Market news
28.06.2023, 01:00

US Dollar Index: DXY prods two-day losing streak around 102.50 ahead of Fed Chair Powell’s speech

  • US Dollar Index pauses two-day downtrend but lacks recovery momentum amid cautious markets.
  • Upbeat US data, China-linked optimism jostle with fresh fears about Sino-American ties to prod DXY bears.
  • DXY trader’s preparations for Fed Chair Powell’s speech allow US Dollar Index to consolidate recent losses.
  • Risk catalysts need to defend economic optimism, absence of US-China tussle to recall US Dollar Index sellers.

US Dollar Index (DXY) picks up bids to pause the previous two-day losing streak around 102.50 as markets brace for top-tier data/events amid mixed catalysts on early Wednesday.

That said, the economic optimism backed by upbeat US data and the risk-positive headlines from China weigh on the US Dollar. However, the fresh fears surrounding the US-China tension and cautious mood ahead of Federal Reserve (Fed) Chairman Jerome Powell’s speech at the European Central Bank (ECB) Forum in Sintra exert downside pressure on the greenback’s gauge versus the six major currencies.

US President Joe Biden said late Tuesday that China has enormous problems. His comments were joined by the Wall Street Journal (WSJ) news saying, “The Biden administration is considering new restrictions on exports of artificial intelligence chips to China, as concerns rise over the power of the technology in the hands of US rivals, according to people familiar with the situation.” With these headlines, fears of the fresh US-China tussle escalated and put a floor under the US Dollar Index.

On Tuesday, headlines suggesting Asian lobbyists are advocating for easier rules for Chinese equities’ overseas listing and comments from Premier Li Qiang joined the People’s Bank of China’s (PBoC) lower-than-expected fixing of the USD/CNY price to favor the DXY bears. Further, the US Dollar selling by major Chinese state banks, per Reuters, also allowed the Aussie pair to remain firmer.

It should be noted that a slew of the US data allowed the US Dollar to pare intraday losses during late Tuesday but failed to reverse the daily loss of the greenback amid optimism. That said, US Durable Goods Orders marked a surprise growth of 1.7% for May versus -1.0% market forecasts and 1.2% prior (revised). Further, the US Conference Board's (CB) Consumer Confidence Index rose to 109.7 for June from 102.5 in May (revised from 102.3). On the same line, US Housing Price Index rose to 0.7% in April from 0.5% in previous readings (revised), versus the 0.3% expected. Meanwhile, the S&P/Case-Shiller Home Price Index came in as -1.7% YoY for April, down from -1.1% prior but better than -2.6% market forecasts. Additionally, New Home Sales rose 12.2% MoM in May from 3.5% prior and 0.5% anticipated whereas the Richmond Fed Manufacturing Index improved to -7.0 in June compared to -15.0 prior and -10.0 expected.

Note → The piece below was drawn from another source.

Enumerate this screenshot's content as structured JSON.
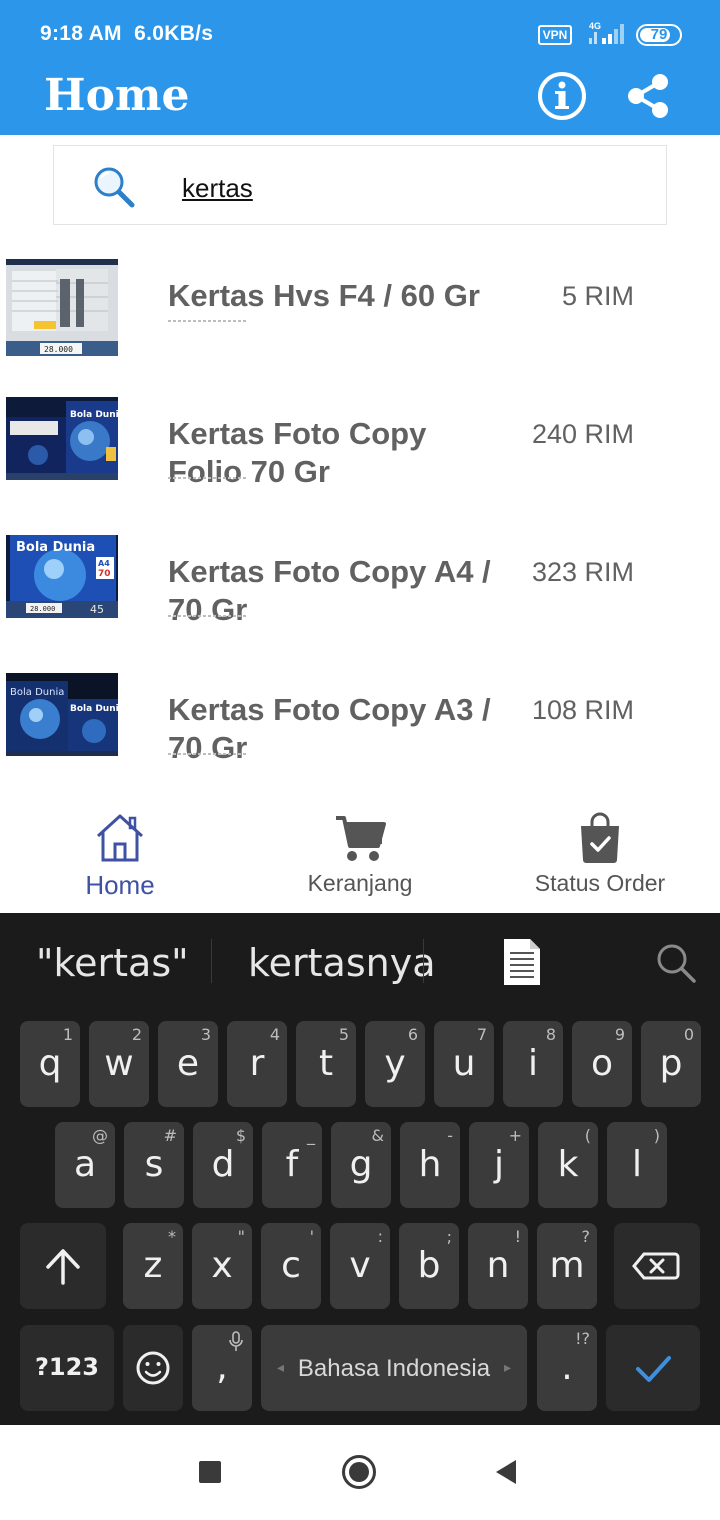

Amid the aforementioned catalysts, S&P500 Futures print mild losses despite the upbeat performance of Wall Street whereas the US Treasury bond yields grind higher.

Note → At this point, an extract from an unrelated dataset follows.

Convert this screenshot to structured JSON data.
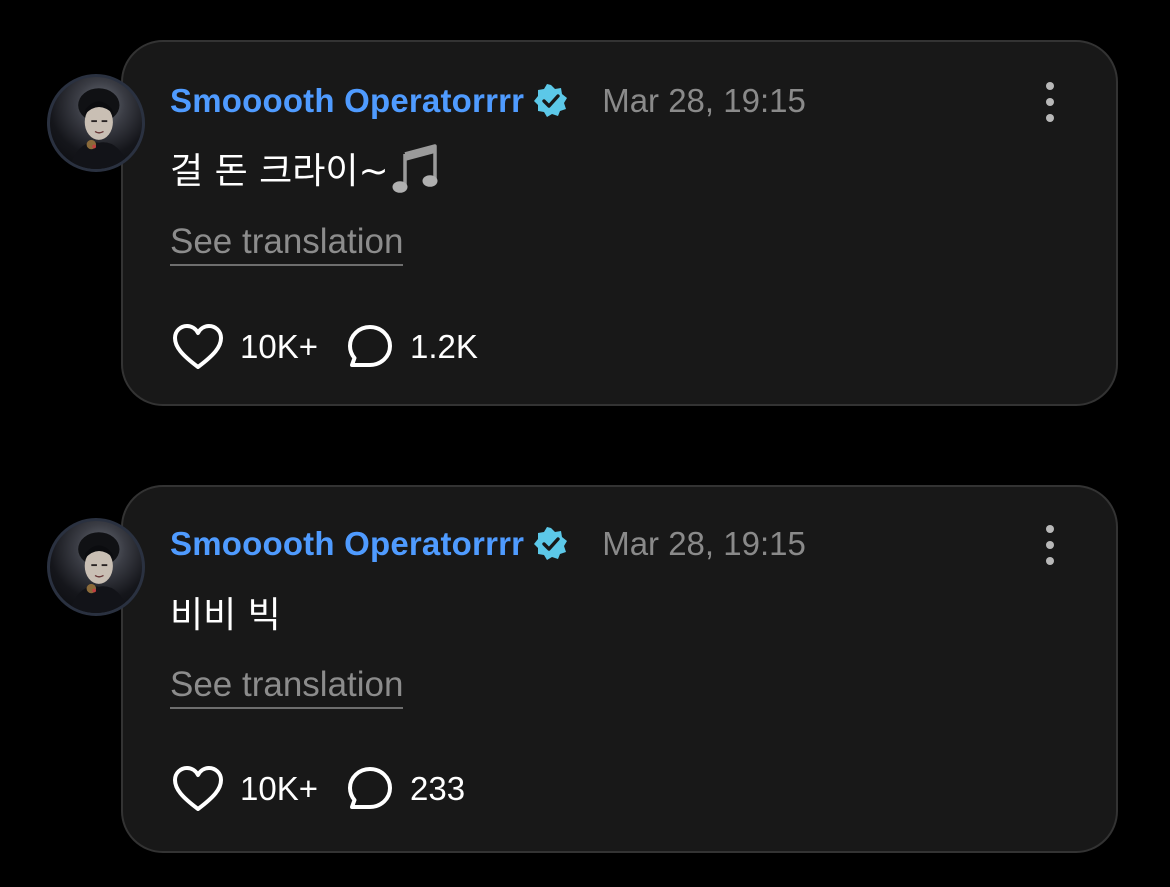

Looking forward, headlines surrounding China and the global growth trajectory may entertain the DXY traders ahead of Fed Chair Powell’s key speech at the ECB Forum. “The FOMC is very clear that a period of sub-trend activity may be needed to bring inflation under control and so far, that doesn’t seem to be happening,” said Analysts at the ANZ. The same could join the latest upbeat US data to help Fed’s Powell remain hawkish and propel the DXY bulls.

Technical analysis

US Dollar Index grinds lower between a one-month-old descending resistance line and an upward-sloping support line from mid-April, respectively near 102.90 and 102.00.